②カタールは国民の平均年収が世界1になるほど、世界最大のガス算出国である。その権益は海域を隣接するイランと二分するという協定を結んでおり、テロの拠点であるイランに大量のお金が流れている。

③アルカイダに大量のお金を送金している
US/欧州に対し世界的に地位をあげる手段として、国際的なネットワークのアルカイダへ送金している。

 

なぜこれほど詳しいか聞いてみると彼女は
父が昔、シークレットサービスだったの。

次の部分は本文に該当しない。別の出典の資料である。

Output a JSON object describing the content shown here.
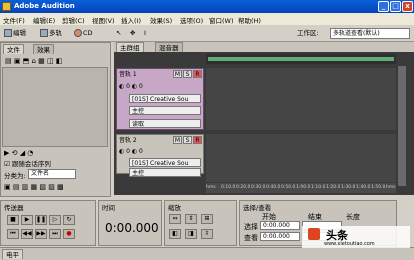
{
  "app": {
    "title": "Adobe Audition"
  },
  "menu": [
    "文件(F)",
    "编辑(E)",
    "剪辑(C)",
    "视图(V)",
    "插入(I)",
    "效果(S)",
    "选项(O)",
    "窗口(W)",
    "帮助(H)"
  ],
  "toolbar": {
    "edit": "编辑",
    "multitrack": "多轨",
    "cd": "CD",
    "workspace_label": "工作区:",
    "workspace_value": "多轨道查看(默认)"
  },
  "left_tabs": [
    "文件",
    "效果"
  ],
  "files": {
    "snap_label": "跟随会话序列",
    "sort_label": "分类为:",
    "sort_value": "文件名"
  },
  "editor_tabs": [
    "主群组",
    "混音器"
  ],
  "tracks": [
    {
      "name": "音轨 1",
      "input": "[01S] Creative Sou",
      "output": "主控",
      "mode": "读取"
    },
    {
      "name": "音轨 2",
      "input": "[01S] Creative Sou",
      "output": "主控"
    }
  ],
  "msr": [
    "M",
    "S",
    "R"
  ],
  "ruler": [
    "hms",
    "0:10.0",
    "0:20.0",
    "0:30.0",
    "0:40.0",
    "0:50.0",
    "1:00.0",
    "1:10.0",
    "1:20.0",
    "1:30.0",
    "1:40.0",
    "1:50.0",
    "hms"
  ],
  "panels": {
    "transport": "传送器",
    "time": "时间",
    "time_value": "0:00.000",
    "zoom": "缩放",
    "selection": "选择/查看",
    "level": "电平"
  },
  "selection": {
    "headers": [
      "开始",
      "结束",
      "长度"
    ],
    "rows": [
      {
        "label": "选择",
        "start": "0:00.000"
      },
      {
        "label": "查看",
        "start": "0:00.000"
      }
    ]
  },
  "watermark": "头条",
  "watermark_url": "www.xietoutiao.com"
}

と言った。

・シークレットサービスになるとまず世界の政治的、軍事的、地政学的、宗教的に重要な場所全てに実際に赴き体感を得る。
・その訓練、ある種の旅が終わると部屋に地図を広げ国としての戦略を考える
・父は彼女をシークレットサービスになるように期待していた。
・しかし彼女は別の道へすすんだ。
・世界を見たいという思いは有った。
・今は少し後悔している。

彼女との話の中で最も印象的だった言葉は

“1番の本は旅をして目で見て触ることだわ、何千冊の本を読もうとも、その場を訪れ、目で見て、触ったことには敵いっこない”

英語でいうともっと詩的なフレーズだったが、僕にはその美しさを日本語で再現する力はない。
これは彼女の母が彼女に話をした言葉のようだ。

僕は本当にそうだと感じた。
なぜなら、実際にリアルで彼女と話をして聞いて教えてもらったことは、どんな本を読むことよりも強烈で忘れることができないだろうから。

 

飛行機はドバイ国際空港に向け高度を下げ出した。
シートベルト着用サインが消え、ブカレストで僕の頭上に降り掛かってきたスーツケースをおろしてやる。
異常に重い。

実家でとれたチェリーをパンパンに詰め込んでいるの。などとしょうもない話をしながら歩いた。

入国審査場についた。
僕は長蛇の列、彼女はドバイのVISAが有るのでガラガラの別レーンだ。

“ここでお別れね。次日本に行ったら連絡するわ”

最後に教えてよ、結局何歳なの?

“貴方の5歳うえよ”

同い年かと思っていたよ。

彼女はくすりと笑った。

僕は”お世辞だけどね”と英語で言ったけど、彼女は理解してくれなかった。

握手をして別れた。
入国審査のゲートを眺める。いろんな髪色、肌、服装の人間が並んでいた。